In each environment, software components from many sources may be used to create the application (e.g., in-house developed software, off-the-shelf software, contract software, shareware). In addition, software components come in many different forms (e.g., application software, operating systems, compilers, debuggers, configuration management tools, and many more). The validation of software in these environments can be a complex undertaking; therefore, it is appropriate that all of these software validation principles be considered when designing the software validation process. The resultant software validation process should be commensurate with the safety risk associated with the system, device, or process.
Software validation activities and tasks may be dispersed, occurring at different locations and being conducted by different organizations. However, regardless of the distribution of tasks, contractual relations, source of components, or the development environment, the device manufacturer or specification developer retains ultimate responsibility for ensuring that the software is validated.
So, how does QPack supports these guidelines?
QPack supports any development lifecycle method, and supports all kinds of ALM activities such as requirements, development tasks, unit tests, QA activities and tasks, such as test cases, test scripts, defects and test execution sets. The system admin can define the relevant process and work procedure in the system to comply with organization working methodologies.
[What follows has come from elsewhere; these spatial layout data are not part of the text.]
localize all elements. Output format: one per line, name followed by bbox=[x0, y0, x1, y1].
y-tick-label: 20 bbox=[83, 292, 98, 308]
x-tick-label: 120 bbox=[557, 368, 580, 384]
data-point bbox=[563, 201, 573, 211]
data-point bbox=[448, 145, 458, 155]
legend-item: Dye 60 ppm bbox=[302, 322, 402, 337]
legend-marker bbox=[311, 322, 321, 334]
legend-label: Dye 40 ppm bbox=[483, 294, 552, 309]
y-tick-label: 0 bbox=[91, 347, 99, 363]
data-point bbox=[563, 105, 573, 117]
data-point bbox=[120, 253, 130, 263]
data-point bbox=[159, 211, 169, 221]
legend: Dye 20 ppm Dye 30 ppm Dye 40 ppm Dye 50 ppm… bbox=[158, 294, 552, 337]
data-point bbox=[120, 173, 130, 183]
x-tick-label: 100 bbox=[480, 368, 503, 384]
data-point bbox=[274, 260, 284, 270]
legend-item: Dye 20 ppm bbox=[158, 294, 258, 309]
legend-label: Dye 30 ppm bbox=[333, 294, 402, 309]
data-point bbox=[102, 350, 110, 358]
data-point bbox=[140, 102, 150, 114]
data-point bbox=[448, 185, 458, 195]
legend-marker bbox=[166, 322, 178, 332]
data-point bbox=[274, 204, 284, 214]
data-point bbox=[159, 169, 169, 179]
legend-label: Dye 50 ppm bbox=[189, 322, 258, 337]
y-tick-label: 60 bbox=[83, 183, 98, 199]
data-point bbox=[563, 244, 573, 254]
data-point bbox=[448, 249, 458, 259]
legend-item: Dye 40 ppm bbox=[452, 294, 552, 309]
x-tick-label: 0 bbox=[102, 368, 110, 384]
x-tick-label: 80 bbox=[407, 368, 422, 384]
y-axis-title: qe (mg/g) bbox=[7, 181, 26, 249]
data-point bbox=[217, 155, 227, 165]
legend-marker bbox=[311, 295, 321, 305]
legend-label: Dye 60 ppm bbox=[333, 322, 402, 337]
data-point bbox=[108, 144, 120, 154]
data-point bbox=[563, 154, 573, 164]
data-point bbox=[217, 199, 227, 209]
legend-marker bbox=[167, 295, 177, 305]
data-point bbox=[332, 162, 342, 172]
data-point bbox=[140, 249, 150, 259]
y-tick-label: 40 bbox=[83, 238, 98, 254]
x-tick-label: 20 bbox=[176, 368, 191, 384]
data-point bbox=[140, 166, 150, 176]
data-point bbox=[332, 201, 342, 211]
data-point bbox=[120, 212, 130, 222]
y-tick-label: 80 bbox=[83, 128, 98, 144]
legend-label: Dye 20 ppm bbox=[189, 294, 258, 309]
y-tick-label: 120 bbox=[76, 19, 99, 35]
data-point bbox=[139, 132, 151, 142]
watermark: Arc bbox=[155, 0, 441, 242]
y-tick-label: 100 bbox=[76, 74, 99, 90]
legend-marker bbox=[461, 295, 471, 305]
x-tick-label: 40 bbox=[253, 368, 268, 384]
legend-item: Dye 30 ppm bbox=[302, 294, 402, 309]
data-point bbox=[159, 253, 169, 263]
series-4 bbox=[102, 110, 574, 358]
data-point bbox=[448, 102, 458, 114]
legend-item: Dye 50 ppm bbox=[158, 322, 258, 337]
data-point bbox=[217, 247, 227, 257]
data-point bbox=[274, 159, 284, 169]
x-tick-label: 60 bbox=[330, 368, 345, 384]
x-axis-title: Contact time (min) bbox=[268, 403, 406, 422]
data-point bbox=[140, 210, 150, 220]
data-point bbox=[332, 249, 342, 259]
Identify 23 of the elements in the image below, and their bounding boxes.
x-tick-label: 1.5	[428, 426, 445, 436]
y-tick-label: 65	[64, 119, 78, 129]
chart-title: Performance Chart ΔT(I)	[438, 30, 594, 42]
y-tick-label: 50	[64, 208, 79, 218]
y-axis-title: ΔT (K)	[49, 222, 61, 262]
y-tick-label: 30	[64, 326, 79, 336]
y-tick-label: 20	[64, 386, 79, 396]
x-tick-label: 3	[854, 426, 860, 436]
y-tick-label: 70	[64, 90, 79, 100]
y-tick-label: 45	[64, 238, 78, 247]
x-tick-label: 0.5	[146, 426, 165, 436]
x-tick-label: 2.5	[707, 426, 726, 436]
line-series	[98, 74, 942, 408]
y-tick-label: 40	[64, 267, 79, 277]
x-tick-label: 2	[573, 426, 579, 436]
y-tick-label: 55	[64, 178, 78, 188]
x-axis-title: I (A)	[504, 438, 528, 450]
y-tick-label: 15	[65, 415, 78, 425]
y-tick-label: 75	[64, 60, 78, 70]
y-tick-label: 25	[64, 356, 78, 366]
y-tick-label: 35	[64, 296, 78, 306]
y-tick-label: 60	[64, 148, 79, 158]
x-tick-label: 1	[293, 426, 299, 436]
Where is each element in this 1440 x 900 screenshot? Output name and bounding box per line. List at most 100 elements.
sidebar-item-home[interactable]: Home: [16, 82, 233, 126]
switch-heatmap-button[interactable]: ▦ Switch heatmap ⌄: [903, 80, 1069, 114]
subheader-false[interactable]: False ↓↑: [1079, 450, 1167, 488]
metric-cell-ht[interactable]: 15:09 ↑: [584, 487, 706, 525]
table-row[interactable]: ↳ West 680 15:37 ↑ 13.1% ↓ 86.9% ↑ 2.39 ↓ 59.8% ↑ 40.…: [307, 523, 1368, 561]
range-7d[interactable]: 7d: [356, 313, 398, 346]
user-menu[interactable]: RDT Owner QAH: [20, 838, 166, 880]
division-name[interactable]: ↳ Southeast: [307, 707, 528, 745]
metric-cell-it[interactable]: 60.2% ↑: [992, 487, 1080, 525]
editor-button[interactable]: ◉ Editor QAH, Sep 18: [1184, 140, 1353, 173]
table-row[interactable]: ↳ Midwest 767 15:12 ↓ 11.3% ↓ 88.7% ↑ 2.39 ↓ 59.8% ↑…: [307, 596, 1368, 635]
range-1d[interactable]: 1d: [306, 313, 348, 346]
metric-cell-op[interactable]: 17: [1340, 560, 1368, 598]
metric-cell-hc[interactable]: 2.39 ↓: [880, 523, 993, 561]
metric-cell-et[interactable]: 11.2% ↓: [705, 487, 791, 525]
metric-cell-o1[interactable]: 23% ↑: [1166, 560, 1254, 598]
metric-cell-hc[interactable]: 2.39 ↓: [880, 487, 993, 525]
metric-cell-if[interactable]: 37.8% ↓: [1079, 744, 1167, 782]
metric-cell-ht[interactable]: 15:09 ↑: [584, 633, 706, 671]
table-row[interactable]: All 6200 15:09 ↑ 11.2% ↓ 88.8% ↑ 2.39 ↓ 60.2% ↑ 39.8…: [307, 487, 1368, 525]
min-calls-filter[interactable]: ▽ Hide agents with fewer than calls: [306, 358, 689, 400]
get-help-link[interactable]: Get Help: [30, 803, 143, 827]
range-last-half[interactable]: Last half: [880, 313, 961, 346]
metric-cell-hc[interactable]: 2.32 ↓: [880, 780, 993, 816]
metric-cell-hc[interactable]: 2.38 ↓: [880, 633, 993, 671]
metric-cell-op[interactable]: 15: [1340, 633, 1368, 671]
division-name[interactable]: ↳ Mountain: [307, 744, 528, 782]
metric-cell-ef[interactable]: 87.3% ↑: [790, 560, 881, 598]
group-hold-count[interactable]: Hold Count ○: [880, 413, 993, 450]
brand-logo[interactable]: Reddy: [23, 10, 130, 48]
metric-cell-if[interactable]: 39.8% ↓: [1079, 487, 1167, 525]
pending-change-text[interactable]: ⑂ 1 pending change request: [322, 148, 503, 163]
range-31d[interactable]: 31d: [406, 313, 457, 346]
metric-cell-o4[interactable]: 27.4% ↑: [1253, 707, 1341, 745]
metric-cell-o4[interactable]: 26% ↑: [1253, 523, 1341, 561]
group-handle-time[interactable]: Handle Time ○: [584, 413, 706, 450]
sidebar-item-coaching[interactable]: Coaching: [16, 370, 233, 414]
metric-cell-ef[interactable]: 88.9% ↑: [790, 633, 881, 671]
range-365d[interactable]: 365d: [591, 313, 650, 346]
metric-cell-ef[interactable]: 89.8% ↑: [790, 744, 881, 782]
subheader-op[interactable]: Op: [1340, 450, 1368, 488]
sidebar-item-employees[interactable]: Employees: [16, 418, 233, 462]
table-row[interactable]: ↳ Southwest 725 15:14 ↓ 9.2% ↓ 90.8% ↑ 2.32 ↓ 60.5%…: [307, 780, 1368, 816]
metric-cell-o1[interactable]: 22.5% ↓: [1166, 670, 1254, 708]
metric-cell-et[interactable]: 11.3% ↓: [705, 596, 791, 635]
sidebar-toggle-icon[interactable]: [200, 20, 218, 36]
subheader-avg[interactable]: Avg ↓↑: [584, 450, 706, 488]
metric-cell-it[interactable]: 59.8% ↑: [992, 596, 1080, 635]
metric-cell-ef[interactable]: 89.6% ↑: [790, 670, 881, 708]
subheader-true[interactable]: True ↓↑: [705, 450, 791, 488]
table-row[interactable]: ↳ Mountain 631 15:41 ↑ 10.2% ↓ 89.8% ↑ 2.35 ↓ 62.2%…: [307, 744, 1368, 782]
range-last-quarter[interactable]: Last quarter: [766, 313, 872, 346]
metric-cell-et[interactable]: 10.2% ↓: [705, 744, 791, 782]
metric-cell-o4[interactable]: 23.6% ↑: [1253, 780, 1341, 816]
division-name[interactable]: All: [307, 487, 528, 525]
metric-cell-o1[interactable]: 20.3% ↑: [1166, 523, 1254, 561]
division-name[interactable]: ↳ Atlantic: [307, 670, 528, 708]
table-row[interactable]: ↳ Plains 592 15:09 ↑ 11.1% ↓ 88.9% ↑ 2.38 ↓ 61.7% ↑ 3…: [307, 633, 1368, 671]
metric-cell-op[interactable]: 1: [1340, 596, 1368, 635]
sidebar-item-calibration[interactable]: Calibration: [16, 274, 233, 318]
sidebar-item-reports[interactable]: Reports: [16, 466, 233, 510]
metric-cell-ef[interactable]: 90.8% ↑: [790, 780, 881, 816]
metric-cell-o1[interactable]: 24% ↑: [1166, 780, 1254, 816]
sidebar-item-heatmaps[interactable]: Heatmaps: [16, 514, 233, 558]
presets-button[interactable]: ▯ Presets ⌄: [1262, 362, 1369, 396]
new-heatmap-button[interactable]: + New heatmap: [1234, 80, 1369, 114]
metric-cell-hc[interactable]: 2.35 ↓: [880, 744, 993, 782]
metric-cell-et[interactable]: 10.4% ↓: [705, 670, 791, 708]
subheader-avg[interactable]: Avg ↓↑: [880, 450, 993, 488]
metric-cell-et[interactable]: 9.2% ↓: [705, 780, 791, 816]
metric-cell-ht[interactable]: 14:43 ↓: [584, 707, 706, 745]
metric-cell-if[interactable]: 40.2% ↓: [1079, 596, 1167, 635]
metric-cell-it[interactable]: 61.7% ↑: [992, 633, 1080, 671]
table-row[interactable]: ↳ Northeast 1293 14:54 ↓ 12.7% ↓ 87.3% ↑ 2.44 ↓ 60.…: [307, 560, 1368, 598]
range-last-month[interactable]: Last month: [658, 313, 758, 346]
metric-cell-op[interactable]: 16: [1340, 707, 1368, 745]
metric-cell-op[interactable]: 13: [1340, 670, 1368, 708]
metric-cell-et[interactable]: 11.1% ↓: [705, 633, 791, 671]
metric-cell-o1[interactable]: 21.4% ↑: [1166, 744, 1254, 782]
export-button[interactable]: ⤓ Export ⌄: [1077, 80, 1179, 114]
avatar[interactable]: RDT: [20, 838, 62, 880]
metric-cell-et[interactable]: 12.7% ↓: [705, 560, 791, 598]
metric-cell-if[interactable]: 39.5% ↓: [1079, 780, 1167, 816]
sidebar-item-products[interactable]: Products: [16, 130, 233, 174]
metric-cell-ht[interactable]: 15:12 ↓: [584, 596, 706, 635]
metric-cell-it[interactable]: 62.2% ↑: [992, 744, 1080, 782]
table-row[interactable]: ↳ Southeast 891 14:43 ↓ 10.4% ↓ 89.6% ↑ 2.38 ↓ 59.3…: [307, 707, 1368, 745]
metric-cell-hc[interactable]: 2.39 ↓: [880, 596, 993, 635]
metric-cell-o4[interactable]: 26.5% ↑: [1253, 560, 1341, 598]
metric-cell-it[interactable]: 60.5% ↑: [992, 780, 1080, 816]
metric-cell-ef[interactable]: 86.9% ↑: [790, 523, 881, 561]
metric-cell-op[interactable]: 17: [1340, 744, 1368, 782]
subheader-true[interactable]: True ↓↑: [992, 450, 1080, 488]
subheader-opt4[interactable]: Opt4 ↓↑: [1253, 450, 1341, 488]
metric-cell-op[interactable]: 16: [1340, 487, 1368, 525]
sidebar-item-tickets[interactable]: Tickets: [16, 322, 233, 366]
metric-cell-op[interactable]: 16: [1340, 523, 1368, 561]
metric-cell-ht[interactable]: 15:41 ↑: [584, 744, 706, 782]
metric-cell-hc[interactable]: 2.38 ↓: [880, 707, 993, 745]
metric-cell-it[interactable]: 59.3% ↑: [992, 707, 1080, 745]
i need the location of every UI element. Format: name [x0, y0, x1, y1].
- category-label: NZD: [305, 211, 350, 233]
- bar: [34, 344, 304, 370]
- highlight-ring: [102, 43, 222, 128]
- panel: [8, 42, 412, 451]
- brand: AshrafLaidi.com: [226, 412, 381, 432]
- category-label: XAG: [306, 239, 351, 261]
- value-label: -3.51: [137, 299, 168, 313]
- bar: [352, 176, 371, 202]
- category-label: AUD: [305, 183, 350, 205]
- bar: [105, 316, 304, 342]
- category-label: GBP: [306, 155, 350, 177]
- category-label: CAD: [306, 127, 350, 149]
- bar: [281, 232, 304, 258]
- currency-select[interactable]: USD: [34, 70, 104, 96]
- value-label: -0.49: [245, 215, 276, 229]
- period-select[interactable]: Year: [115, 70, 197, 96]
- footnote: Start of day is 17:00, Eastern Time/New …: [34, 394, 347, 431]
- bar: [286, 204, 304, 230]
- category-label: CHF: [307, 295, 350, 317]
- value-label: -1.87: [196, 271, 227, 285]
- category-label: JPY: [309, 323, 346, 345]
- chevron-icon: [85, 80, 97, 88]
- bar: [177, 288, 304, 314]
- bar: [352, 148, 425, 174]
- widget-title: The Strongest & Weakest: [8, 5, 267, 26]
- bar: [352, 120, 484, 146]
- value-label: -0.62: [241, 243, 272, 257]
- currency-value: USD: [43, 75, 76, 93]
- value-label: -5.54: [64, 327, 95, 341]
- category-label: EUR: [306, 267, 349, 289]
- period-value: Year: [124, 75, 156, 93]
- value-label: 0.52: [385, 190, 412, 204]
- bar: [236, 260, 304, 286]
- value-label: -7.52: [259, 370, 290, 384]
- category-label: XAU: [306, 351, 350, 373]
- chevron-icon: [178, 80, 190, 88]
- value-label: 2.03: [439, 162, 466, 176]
QPack manages the full application lifecycle process (ALM), thus allows QA team to start activities early in the process, right when requirements are defined. The work procedures are also defined early in the development phase, and control all development phases.
QPack requirements definition module provides a professional tool designed to gather requirements and trace them later on.
QPack provides a testing module that allows the QA team to implement testing methods and procedures in a controlled and structured way. The use of testing tool, that relates every test with the relevant requirement, assures product quality.
The reporting and analytic tools allow users to trace coverage of requirements by tests, thus assure the medical device validation process, and measure product quality.